Masuklah petinggi polisi//Siapkan lakukan interogasi//Kok Jaka menangis?//Padahal ia tidak bengis?//Jaka pemimpin demonstran//Aksinya picu kerusuhan//Harus didalami lagi dan lagi.
Apakah ia bagian konspirasi?//Apakah ini awal dari makar?//Jangan sampai aksi membesar?//Mengapa pula isu agama//Dijadikan isu bersama?//Mengapa pula ulama?//Menjadi inspirasi mereka?
Dua jam lamanya//Jaka diwawancara//Kini terpana pak polisi//Direnungkannya lagi dan lagi//Terngiang ucapan Jaka//Kami tak punya sawah//Hanya punya kata//Kami tak punya senjata//Hanya punya suara.
Kami tak tamat SMA//Hanya mengerti agama//Tak kenal kami penguasa//Hanya kenal para ulama//Kami tak mengerti//Apa sesungguhnya terjadi//Desa semakin kaya//Tapi semakin banyak saja//Yang bukan kami punya.
Kami hanya kerja//Tapi mengapa semakin susah?//Kami tak boleh diam//Kami harus melawan//Bukan untuk kami//Tapi untuk anak anak kami.

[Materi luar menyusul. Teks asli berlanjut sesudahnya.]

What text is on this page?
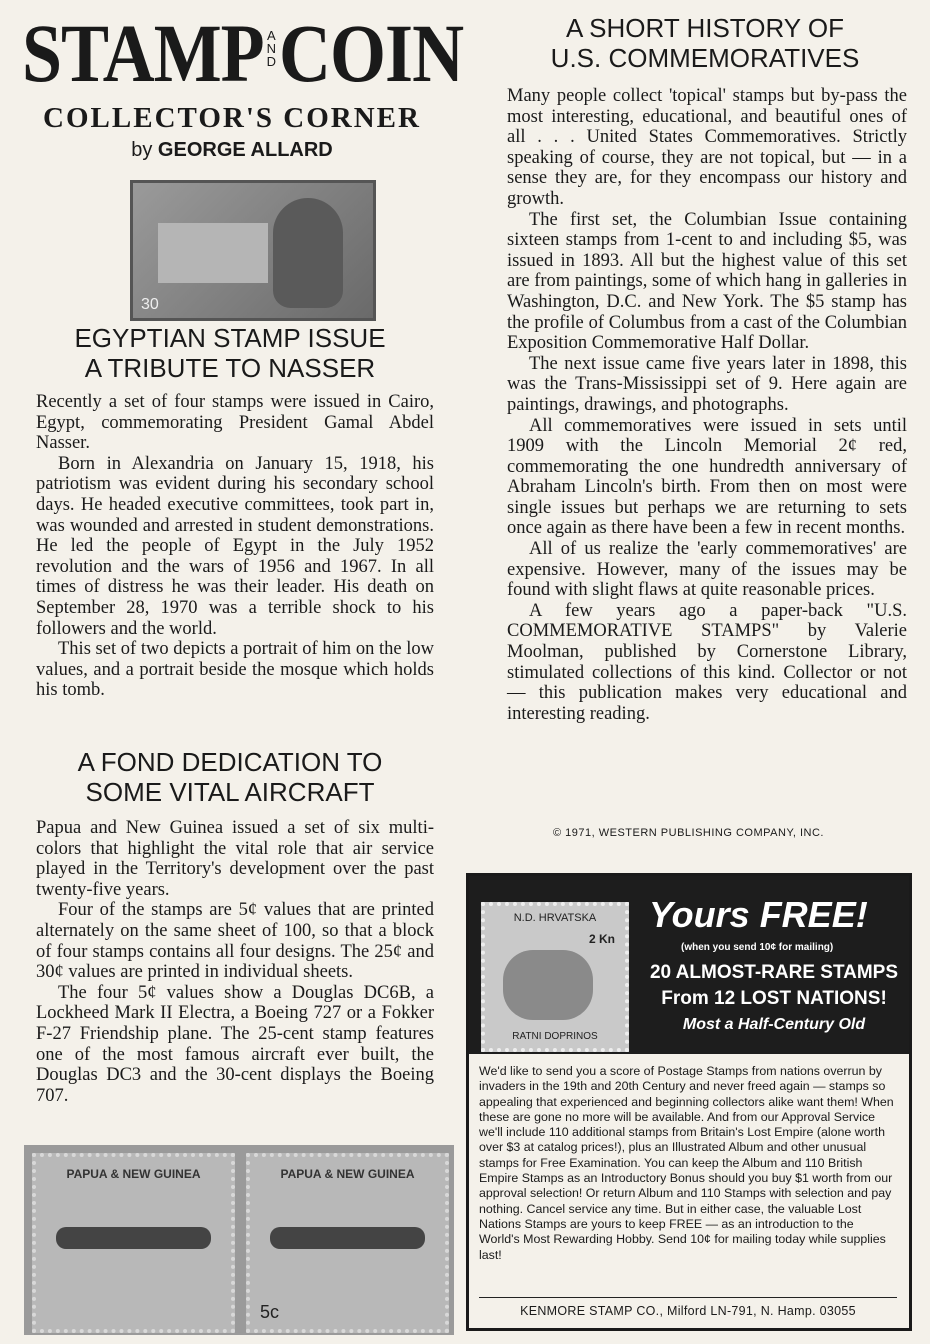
STAMP A
N
D COIN
COLLECTOR'S CORNER
by GEORGE ALLARD
30
EGYPTIAN STAMP ISSUE
A TRIBUTE TO NASSER

Recently a set of four stamps were issued in Cairo, Egypt, commemorating President Gamal Abdel Nasser.

Born in Alexandria on January 15, 1918, his patriotism was evident during his secondary school days. He headed executive committees, took part in, was wounded and arrested in student demonstrations. He led the people of Egypt in the July 1952 revolution and the wars of 1956 and 1967. In all times of distress he was their leader. His death on September 28, 1970 was a terrible shock to his followers and the world.

This set of two depicts a portrait of him on the low values, and a portrait beside the mosque which holds his tomb.

A FOND DEDICATION TO
SOME VITAL AIRCRAFT

Papua and New Guinea issued a set of six multi-colors that highlight the vital role that air service played in the Territory's development over the past twenty-five years.

Four of the stamps are 5¢ values that are printed alternately on the same sheet of 100, so that a block of four stamps contains all four designs. The 25¢ and 30¢ values are printed in individual sheets.

The four 5¢ values show a Douglas DC6B, a Lockheed Mark II Electra, a Boeing 727 or a Fokker F-27 Friendship plane. The 25-cent stamp features one of the most famous aircraft ever built, the Douglas DC3 and the 30-cent displays the Boeing 707.

PAPUA & NEW GUINEA	PAPUA & NEW GUINEA
5c
A SHORT HISTORY OF
U.S. COMMEMORATIVES

Many people collect 'topical' stamps but by-pass the most interesting, educational, and beautiful ones of all . . . United States Commemoratives. Strictly speaking of course, they are not topical, but — in a sense they are, for they encompass our history and growth.

The first set, the Columbian Issue containing sixteen stamps from 1-cent to and including $5, was issued in 1893. All but the highest value of this set are from paintings, some of which hang in galleries in Washington, D.C. and New York. The $5 stamp has the profile of Columbus from a cast of the Columbian Exposition Commemorative Half Dollar.

The next issue came five years later in 1898, this was the Trans-Mississippi set of 9. Here again are paintings, drawings, and photographs.

All commemoratives were issued in sets until 1909 with the Lincoln Memorial 2¢ red, commemorating the one hundredth anniversary of Abraham Lincoln's birth. From then on most were single issues but perhaps we are returning to sets once again as there have been a few in recent months.

All of us realize the 'early commemoratives' are expensive. However, many of the issues may be found with slight flaws at quite reasonable prices.

A few years ago a paper-back "U.S. COMMEMORATIVE STAMPS" by Valerie Moolman, published by Cornerstone Library, stimulated collections of this kind. Collector or not — this publication makes very educational and interesting reading.

© 1971, WESTERN PUBLISHING COMPANY, INC.
N.D. HRVATSKA
2 Kn
RATNI DOPRINOS
Yours FREE!
(when you send 10¢ for mailing)
20 ALMOST-RARE STAMPS
From 12 LOST NATIONS!
Most a Half-Century Old
We'd like to send you a score of Postage Stamps from nations overrun by invaders in the 19th and 20th Century and never freed again — stamps so appealing that experienced and beginning collectors alike want them! When these are gone no more will be available. And from our Approval Service we'll include 110 additional stamps from Britain's Lost Empire (alone worth over $3 at catalog prices!), plus an Illustrated Album and other unusual stamps for Free Examination. You can keep the Album and 110 British Empire Stamps as an Introductory Bonus should you buy $1 worth from our approval selection! Or return Album and 110 Stamps with selection and pay nothing. Cancel service any time. But in either case, the valuable Lost Nations Stamps are yours to keep FREE — as an introduction to the World's Most Rewarding Hobby. Send 10¢ for mailing today while supplies last!
KENMORE STAMP CO., Milford LN-791, N. Hamp. 03055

Pulanglah itu si Jaka//Interogasi cukup sudah//Kini petinggi polisi sendiri//Di hatinya ada yang sepi//Dilihatnya itu burung garuda//Menempel di dinding dengan gagah//Dilihatnya sila ke lima//Keadian sosial bagi seluruh rakyat Indonesia.
Kini menangis itu polisi//Cegugukan tiada henti//Dari mulut burung garuda//Terdengar merdu suara//Lagu Leo kristi yang indah, “Salam dari Desa”.
Terdengar nada: "Katakan padanya padi telah kembang, Tapi bukan kami punya.